Quando il mercato è down, visioni di trading moderne
TD should do a refresher on how market exchanges work. In the meantime
- Flash to exchange your thousand orders a pico-second.
- Before exchange gets those orders in the book, send cancel orders
- Market begins to fill those orders, which end up vanishing as soon as they are posted
- Sudden stall of volume leads liquidity algos to notice the spread is starting to widen and they too start to flash and send up large order quotes
Do steps 1 to 4, loop.
While that is going on, (1 to 4) other exchanges are pushing volume, and see the large burst in exchange activity, so that price becomes the volume-price. Feeding on 4.
That continues until the links can no longer keep up with the large volumes of quotes/bids. Like a good old dns attack, something breaks. Usually a standard NYSE glitch comes down to a platform desynching from the global volume price and needs to step out of the market since the volumes of phantom quotes are so stupidly large vs. what network programs were designed (in UDP architecture) to process, based on the network protocol standards drafted in the 70's.

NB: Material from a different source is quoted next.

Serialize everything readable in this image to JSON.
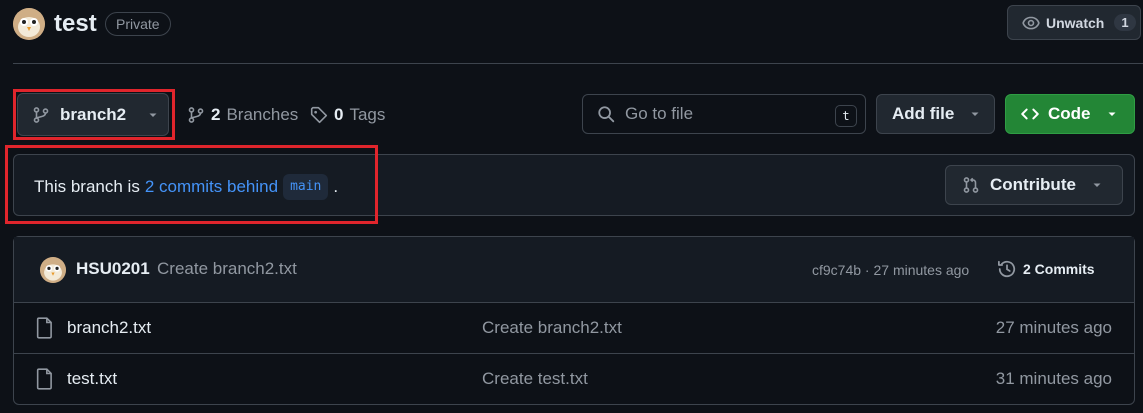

SO when the market breaks, a bunch of orders continue to be sent, but they never cross; so the most active (manually traded) dealers will move the price based on their own local books. This is done from your own price quotes, and as such may be wildily different than the global price, since manual traders do not have access to the central order book which includes the dark exchanges and speed switches.Which is why you see global drift, and then gravity engages once people get the master-book back online.
While that break happens, algos and speed traders can do whatever they want, since local exchanges are printing tickets which may very well be 10bps wide from where the real volume-price tape is crossing at. Theoretically taking advantage of this arb. is illegal, as a human, but many will buy when exchanges break/misprice.
Which is why one should never market-order when exchanges go down. And it's getting more frequent, which means liquidity algos are being taken manually offline due to risk and volatility limits pushing them out of the market. Like 89.